O cenário acima até descreve com elevado grau de precisão as dificuldades enfrentadas pelo governo brasileiro para reequilibrar as contas públicas, mas resume a crise política e econômica em que a França mergulhou de vez na segunda-feira, 6 de outubro, com a renúncia do primeiro-ministro Sébastien Lecornu, que durou menos de um mês no cargo.

Terceiro chefe de governo francês em um ano, a renúncia de Lecornu intensificou a turbulência que assola a segunda maior economia da União Europeia, atrás apenas da Alemanha. Ele anunciou sua saída do cargo um dia antes de apresentar o orçamento de 2026 no Parlamento para enfrentar o aumento alarmante da dívida e do déficit da França.

A reação do mercado deu uma dimensão do agravamento da crise francesa. O índice de referência CAC 40 (o principal índice da bolsa de valores de Paris) caiu 2%, enquanto o spread entre os rendimentos da dívida pública francesa e alemã - que reflete o risco percebido pelos investidores ao emprestar à França - aumentou para uma alta próxima do recorde.

Os investidores elevaram o rendimento dos títulos franceses de 10 anos para 3,57%, próximo à máxima em 14 anos. Para completar, o euro caiu 0,6% em relação ao dólar.

“Isso aumenta ainda mais o risco de que os problemas fiscais da França permaneçam sem solução e que as políticas econômicas se tornem menos favoráveis ao crescimento”, escreveu Salomon Fiedler, analista do Berenberg Bank, em nota aos clientes.

“A economia francesa deixou de ser uma economia de alto desempenho e se tornou a principal retardatária da zona do euro”, completou.

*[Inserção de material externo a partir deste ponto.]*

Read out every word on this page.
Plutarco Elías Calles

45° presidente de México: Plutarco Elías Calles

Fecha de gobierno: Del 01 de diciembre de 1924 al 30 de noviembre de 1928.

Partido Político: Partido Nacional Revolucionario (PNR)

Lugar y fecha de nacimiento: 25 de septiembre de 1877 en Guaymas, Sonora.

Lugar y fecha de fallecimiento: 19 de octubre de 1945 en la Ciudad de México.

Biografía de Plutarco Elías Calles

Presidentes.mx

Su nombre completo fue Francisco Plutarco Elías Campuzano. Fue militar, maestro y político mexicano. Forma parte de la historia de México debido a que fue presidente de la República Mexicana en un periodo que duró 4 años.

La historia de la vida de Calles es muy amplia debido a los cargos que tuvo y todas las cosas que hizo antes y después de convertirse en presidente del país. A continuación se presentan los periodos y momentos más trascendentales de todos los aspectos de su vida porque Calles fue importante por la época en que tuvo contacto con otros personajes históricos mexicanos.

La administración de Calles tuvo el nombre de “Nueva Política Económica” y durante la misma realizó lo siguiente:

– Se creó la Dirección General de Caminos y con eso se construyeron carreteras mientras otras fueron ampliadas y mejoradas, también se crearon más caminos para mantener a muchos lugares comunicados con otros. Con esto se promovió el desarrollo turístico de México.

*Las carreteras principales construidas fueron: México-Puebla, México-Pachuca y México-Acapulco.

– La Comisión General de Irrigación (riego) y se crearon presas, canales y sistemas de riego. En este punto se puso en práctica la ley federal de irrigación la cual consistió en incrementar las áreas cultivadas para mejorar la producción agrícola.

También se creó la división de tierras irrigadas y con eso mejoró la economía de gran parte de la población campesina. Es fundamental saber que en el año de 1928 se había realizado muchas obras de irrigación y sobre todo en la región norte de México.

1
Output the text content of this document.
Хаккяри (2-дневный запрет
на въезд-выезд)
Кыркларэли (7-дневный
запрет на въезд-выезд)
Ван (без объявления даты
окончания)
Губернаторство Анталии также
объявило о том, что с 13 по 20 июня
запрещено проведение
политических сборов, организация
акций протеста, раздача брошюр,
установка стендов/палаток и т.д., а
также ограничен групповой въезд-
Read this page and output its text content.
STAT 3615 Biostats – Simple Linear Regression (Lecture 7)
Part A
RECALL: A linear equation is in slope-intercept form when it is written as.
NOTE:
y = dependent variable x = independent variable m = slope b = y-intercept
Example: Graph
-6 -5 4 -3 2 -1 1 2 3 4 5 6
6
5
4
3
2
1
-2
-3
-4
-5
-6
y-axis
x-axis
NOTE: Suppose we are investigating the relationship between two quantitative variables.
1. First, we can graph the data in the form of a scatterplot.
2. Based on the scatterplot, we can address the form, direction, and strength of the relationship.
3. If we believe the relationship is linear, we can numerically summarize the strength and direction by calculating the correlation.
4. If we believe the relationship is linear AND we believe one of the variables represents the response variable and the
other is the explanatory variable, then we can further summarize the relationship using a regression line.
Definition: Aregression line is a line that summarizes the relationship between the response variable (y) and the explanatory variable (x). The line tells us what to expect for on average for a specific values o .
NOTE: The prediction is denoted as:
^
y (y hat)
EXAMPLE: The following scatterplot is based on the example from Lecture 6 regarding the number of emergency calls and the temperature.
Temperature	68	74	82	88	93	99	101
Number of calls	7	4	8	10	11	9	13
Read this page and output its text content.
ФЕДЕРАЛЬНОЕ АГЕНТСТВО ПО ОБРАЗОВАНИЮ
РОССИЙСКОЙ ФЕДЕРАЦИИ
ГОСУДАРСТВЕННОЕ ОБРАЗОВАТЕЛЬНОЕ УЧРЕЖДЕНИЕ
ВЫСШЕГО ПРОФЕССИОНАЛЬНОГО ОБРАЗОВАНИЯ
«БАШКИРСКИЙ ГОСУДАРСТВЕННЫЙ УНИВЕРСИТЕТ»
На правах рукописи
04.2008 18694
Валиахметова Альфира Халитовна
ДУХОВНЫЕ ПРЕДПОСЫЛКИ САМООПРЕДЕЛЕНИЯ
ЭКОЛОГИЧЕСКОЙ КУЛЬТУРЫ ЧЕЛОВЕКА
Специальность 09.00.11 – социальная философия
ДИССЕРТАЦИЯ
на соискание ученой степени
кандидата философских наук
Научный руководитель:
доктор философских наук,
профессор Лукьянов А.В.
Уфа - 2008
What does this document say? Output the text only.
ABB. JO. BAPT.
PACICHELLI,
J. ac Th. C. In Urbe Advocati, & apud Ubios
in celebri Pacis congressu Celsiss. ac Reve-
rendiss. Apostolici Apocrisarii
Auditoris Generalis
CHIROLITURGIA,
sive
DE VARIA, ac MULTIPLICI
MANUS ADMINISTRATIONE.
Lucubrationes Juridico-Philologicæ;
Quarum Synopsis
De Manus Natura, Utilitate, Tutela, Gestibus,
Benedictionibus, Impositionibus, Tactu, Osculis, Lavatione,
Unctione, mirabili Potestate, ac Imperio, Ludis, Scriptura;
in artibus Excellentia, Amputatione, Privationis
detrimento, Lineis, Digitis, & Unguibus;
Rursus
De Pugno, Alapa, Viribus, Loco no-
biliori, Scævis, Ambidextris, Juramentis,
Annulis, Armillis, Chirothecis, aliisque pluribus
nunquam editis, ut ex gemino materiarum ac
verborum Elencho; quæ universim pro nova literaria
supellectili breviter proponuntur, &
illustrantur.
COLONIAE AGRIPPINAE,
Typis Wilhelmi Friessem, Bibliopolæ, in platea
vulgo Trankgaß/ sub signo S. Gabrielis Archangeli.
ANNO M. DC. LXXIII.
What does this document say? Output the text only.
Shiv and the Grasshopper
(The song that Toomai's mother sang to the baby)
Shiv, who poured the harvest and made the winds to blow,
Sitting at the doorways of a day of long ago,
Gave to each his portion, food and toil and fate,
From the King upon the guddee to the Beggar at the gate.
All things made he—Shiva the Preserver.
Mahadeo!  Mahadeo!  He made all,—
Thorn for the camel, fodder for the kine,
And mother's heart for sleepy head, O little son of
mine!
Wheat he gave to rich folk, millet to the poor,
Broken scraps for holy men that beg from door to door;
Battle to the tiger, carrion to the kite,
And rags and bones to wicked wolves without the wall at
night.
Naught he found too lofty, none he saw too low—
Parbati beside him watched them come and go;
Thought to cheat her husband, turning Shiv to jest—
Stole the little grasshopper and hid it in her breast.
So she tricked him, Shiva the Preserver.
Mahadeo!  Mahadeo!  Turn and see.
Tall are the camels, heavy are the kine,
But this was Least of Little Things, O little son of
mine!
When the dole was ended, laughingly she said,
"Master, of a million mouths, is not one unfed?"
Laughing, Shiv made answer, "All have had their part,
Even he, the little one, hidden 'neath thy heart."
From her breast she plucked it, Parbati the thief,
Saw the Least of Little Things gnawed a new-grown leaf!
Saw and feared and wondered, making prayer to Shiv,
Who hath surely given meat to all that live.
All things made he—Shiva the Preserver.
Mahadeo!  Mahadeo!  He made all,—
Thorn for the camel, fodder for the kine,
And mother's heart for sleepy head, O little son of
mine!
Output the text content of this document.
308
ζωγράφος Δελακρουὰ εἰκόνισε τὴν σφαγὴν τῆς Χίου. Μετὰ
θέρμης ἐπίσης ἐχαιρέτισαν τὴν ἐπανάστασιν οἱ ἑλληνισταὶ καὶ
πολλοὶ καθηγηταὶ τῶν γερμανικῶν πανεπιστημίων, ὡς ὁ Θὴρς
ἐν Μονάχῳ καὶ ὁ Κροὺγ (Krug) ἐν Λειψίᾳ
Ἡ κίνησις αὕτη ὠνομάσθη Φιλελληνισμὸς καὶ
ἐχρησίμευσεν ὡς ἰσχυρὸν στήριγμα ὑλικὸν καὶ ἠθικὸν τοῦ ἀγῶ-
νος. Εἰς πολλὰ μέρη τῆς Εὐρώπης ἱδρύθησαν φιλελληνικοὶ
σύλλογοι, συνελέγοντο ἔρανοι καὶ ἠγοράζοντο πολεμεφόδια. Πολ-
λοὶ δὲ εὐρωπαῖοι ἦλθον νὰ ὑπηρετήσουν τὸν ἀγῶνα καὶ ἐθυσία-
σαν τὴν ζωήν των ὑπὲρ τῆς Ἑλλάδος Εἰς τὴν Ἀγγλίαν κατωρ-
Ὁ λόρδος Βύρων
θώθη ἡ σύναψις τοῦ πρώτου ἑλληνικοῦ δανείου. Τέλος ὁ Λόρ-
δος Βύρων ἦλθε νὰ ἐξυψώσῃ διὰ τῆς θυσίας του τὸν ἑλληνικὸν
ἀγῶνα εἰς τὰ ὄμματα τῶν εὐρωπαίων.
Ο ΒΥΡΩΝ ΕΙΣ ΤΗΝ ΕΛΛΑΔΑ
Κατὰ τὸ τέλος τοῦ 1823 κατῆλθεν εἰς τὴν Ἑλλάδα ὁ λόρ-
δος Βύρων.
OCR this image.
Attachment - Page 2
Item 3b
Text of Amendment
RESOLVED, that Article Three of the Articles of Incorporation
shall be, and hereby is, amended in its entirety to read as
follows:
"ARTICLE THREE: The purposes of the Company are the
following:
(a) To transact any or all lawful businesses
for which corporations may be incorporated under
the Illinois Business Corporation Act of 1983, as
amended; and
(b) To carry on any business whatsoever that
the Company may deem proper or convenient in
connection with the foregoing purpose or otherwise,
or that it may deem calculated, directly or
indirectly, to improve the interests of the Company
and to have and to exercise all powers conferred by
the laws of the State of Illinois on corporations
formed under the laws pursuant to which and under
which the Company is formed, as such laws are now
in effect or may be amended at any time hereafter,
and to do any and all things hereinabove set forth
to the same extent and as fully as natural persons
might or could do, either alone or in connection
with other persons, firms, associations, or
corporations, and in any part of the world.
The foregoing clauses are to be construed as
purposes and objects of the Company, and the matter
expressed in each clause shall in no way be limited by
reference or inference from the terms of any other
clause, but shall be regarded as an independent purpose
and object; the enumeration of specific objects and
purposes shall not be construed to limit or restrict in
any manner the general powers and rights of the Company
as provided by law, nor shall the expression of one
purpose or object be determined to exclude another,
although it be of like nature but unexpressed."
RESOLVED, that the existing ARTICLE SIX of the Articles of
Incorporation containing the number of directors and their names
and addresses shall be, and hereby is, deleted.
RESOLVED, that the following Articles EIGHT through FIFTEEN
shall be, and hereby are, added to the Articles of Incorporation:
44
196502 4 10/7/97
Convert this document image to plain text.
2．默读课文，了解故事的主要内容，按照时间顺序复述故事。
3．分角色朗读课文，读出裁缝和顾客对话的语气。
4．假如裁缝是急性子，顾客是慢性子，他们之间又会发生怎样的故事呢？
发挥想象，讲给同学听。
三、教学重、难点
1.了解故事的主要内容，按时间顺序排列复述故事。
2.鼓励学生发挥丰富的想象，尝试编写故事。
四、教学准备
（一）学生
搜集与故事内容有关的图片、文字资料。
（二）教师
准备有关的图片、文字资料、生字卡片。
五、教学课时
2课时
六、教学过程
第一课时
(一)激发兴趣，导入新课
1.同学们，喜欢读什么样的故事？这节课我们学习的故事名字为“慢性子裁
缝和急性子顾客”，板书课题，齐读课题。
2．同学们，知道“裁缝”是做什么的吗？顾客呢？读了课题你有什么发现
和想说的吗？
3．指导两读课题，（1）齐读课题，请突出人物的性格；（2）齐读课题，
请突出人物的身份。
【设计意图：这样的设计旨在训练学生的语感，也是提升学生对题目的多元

A crise francesa começou a escalar em meados do ano passado, quando o presidente Emmanuel Macron convocou eleições parlamentares antecipadas para conter a ascensão do partido de extrema direita União Nacional.

A jogada, arriscada, serviu apenas para que a nova composição da Assembleia Nacional aumentasse ainda mais a divisão política, sem uma maioria clara e alinhada para aprovar cortes drásticos de gastos públicos.

Macron tem duas opções pouco animadoras pela frente. Uma delas é nomear um novo primeiro-ministro tecnocrata para tentar aprovar um orçamento para o próximo ano. A alternativa exigiria que Macron jogasse a toalha, ou seja, atendesse aos crescentes apelos dos partidos de oposição para renunciar e antecipar as eleições presidenciais, marcadas para abril de 2027.

É difícil dizer o que pesa mais na crise francesa, o impasse político ou o descontrole fiscal. Após anos de gastos governamentais descomunais e queda na arrecadação de impostos, o déficit orçamentário da França atingiu 168,6 bilhões de euros, ou 5,8% de sua produção econômica em 2024.

O déficit é o maior do país desde a Segunda Guerra Mundial e está bem acima do limite de 3% estabelecido pela União Europeia.

Comparação com Brasil

A rigor, numa comparação da situação macroeconômica da França com a do Brasil, os dois países têm desafios semelhantes, com quadro fiscal pressionado e dívida elevada. A França, no entanto, enfrenta maiores obstáculos, com instabilidade política acentuada, dívida muito mais elevada e pressão da União Europeia para reduzir o déficit.

Em 2024, por exemplo, o Brasil apresentou alguns indicadores mais equilibrados - embora nada saudáveis - em relação ao país europeu, como da dívida pública em relação ao PIB (76,5% no caso brasileiro, contra 113% da França), valor total da dívida (R$ 7,3 trilhões ou € 1,3 trilhão, contra os € 3,3 trilhões de endividamento francês) e no crescimento do PIB: 3,24% do Brasil no ano passado, enquanto o francês avançou apenas 1,2%.

A França, por sua vez, teve entre os indicadores mais favoráveis em 2024 a inflação anual (2,3%, contra 4,71% de IPCA brasileiro) e taxa de juros básica (4,0%) bem menor que a Selic (11,75% em dezembro, hoje em 15%).

Por isso, o Brasil tem mais margem de manobra para buscar o equilíbrio fiscal, com economia ainda em crescimento, dívida pública proporcionalmente menor e, diferentemente do caso francês, um governo ainda com capacidade de articulação política.

"A crise demonstra como o Parlamento fragmentado está tornando quase impossível aprovar um orçamento que reduza o déficit fiscal", advertiu a corretora Capital Economics, indicando que o maior desafio imediato para a França é reverter a instabilidade política.